Spectra’s Andrea Grover is “disappointed” in Sabal Trail being on the Georgia Water Coalition Dirty Dozen; does she also find it “hard to believe” like Sabal Trail’s well-documented eminent domain threats?
Winnie Wright, WCTV, 26 November 2014, Sabal Trail Pipeline Environmental Concerns Cited In Annual ‘Dirty Dozen’ Report,
Recently, The Georgia Water Coalition put the Sabal Trail Pipeline on their Dirty Dozen Report for 2014.
She also interviewed several locals, including me at the Withlacoochee River.
“All of our drinking water comes from the aquifer under our feet. This pipeline is hazardous to that aquifer. It could leak some of these PCBs. It could leak in to it. It could cause a sink hole which could leak into the aquifer”, says John Quarterman, President of WWALS Watershed Coalition who suggested Sabal Trail be included in the report.
Winnie Wright interviewed “some local scientists” who don’t agree with Spectra’s assertions that “their pipelines are safe”, including VSU professor Don Thieme.

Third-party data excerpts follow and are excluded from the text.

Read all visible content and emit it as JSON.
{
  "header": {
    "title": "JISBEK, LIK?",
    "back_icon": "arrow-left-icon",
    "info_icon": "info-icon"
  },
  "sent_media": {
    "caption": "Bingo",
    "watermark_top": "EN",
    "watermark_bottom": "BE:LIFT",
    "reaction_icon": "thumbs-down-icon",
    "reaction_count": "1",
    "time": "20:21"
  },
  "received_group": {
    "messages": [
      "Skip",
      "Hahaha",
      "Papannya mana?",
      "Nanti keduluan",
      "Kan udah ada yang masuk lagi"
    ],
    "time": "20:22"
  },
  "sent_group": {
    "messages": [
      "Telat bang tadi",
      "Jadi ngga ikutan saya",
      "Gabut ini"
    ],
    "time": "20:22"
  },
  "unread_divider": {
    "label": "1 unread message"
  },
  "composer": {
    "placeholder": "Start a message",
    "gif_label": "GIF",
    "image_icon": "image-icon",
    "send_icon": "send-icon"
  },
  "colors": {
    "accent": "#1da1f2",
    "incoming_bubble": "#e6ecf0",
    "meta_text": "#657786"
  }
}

“We don’t really know what the reason for it is, but to risk something that unique, like a globally significant aquifer for one company’s speculation on the price of fossil fuels is crazy”, says Don Thieme, a local Geoscientist.
The report also sites the safety concerns, including deadly explosions. One local scientist says on average, America experiences 30 pipeline accidents per year.
“If the ground collapses, everything that’s on top of it, including a pipeline that may be in the ground three or four feet, would also have a collapse. A rupture of some sort developing”, says Dr. Michael Noll, a Geographer and President of Wiregrass Activists for Clean Energy.
Winnie Wright got a Spectra Energy statement from the same Andrea Grover who was recently caught by the Valdosta Daily Times claiming “hard to believe” eminent domain threats from her company copiously documented by local landowners.
“We were disappointed to see that reference on this list and certainly disagree with the generalized statement. This is an interstate pipeline project that will receive the scrutiny of federal and state agencies. These agencies only approve projects which can be responsibly constructed and operated while protecting the interests of both the human and environmental resources”, says Andrea Grover, Director of Stakeholder Outreach for Spectra Energy.
Multiple parties keep filing evidence with the Federal Energy Regulatory Commission (FERC) and other federal, state, and local agencies and elected and appointed bodies spelling out why there’s no need for Sabal Trail’s pipeline and no reason for anyone to accept any risk for it, especially not to our Withlacoochee River and to our Floridan Aquifer drinking water.